Configure and Manage NSX Service Composer


The NSX service composer is one of my favorite features of NSX. I’ve never really considered myself to be lazy when it comes to doing something the right way…but I’ve never been one to overwork myself to do that. Dad always said “Work smarter, not harder”. The service composer is a combination of both. It’s a way to create multiple rules in your virtual infrastructure for items that are alike or that need to have the same type of services allowed or denied. For you Cisco guys, this is a familiar concept. Think objects and object groups on a ASA. For example, say I have a group of 6 web servers that I want to block ICMP traffic. Well that would normally mean that I would have to create 6 individual rules, one for each web server, to block this. With the service composer, however, I can create one rule. With the use of security groups and security policies, service composer makes life easy…and that doesn’t mean that you’re lazy 🙂

In this blog post, I will show you how to use the service composer to create a security policy and apply it to multiple servers.

First navigate to Networking & Security > Service Composer


The first tab that we are presented with is the Security Groups tab. Security groups are the actual assets that you want to protect. Once again, Cisco guys, think object groups. We will create a new security group for our webs servers. Click the new security group button. Enter a name for the security group. Click Next.


Security groups can have both dynamic and static memberships. With static memberships you define specific VMs that you want to protect.

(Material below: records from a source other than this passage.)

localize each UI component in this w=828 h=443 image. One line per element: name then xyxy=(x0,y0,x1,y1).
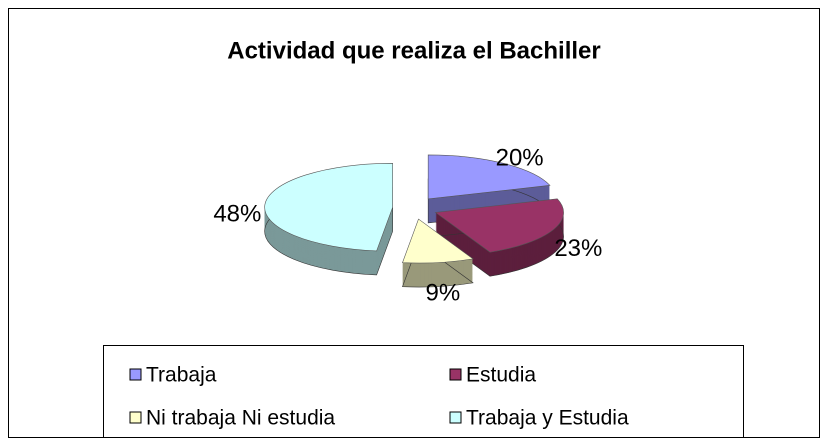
pie-slice xyxy=(434,198,564,253)
data-label: 23% xyxy=(554,235,602,262)
legend-box xyxy=(103,345,744,438)
legend-swatch xyxy=(129,368,142,381)
legend-swatch xyxy=(449,411,462,424)
pie-slice xyxy=(427,154,551,200)
legend-swatch xyxy=(129,411,142,424)
slice-side-edge xyxy=(402,242,474,288)
legend-swatch xyxy=(449,368,462,381)
data-label: 9% xyxy=(426,279,461,306)
pie-slice xyxy=(264,162,393,252)
legend-label: Ni trabaja Ni estudia xyxy=(146,407,335,430)
data-label: 48% xyxy=(213,201,261,228)
legend-label: Trabaja y Estudia xyxy=(466,407,629,430)
data-label: 20% xyxy=(496,145,544,172)
legend-label: Trabaja xyxy=(146,364,217,387)
legend-label: Estudia xyxy=(466,364,536,387)
slice-side-edge xyxy=(434,222,564,277)
pie-slice xyxy=(402,218,474,264)
chart-title: Actividad que realiza el Bachiller xyxy=(227,37,600,64)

With dynamic memberships, VMs can be defined based off a certain criteria that you set. Also with dynamic memberships, new VMs will be added automatically if they meet the criteria that is set.


For our web servers, the criteria will be VM Name containing the word “web”. Click Next.


Here is where we can define static memberships. If your security group is not going to change much or at all, then create a static security group membership. Click Next.


This screen show the exclusion list. If we have VMs that we would not want to be a part of our security group, they would go here. Click Next.


Click Finish.


Notice our newly created security group


Under the Virtual Machines column, there is a number. If we click that number, it will show us what VMs are a part of our group.


Notice under the Canvas tab, we now have a canvas object for the Web Servers security group that we just created.


Navigate to the Security Policies tab. Click New Security Policy button.


Enter a name for the security policy. Also notice under the advanced options, there’s number under Weight. This is used when you have multiple security policies. The policy with the higher number has higher precedence. Click Next.


Click Next on the Guest Introspection Services page


Click the green + on the Firewall Rules page


Here is where we define our firewall policy. Enter in a name for the rule and next to Action, select Block. Next to Service click Change.


Here is where you define what services you want to allow or block. In our case we just want to block ICMP. So search for icmp and double click ICMP Echo and ICMP Echo Reply. Click OK.


Now we have our firewall rule created. Click Next.


Click Next on the Network Introspection Services page.


Verify that all of our settings are correct and click Finish.


Now under the security policies tab we will see our newly created policy


Now we need to apply the security policy to the security group that we created earlier. Right click the security policy and select Apply Policy


Select the Web Servers security group that we created. Click OK.


Now if we navigate over to the Canvas tab, we will see that our Web Servers canvas object has a security policy and a firewall rule associated with it. Only thing left to do is to test our firewall rule.


Here are the ping results from one of my web servers that is a part of the Web Servers security group.


Here’s the output for the ping results after removing the security policy from the security group.


That’s it! Now can’t you see how simple and efficient it is to use the service composer to create security groups and security policies for VMs rather than creating individual firewall rules for each VM? So “work smarter, not harder”.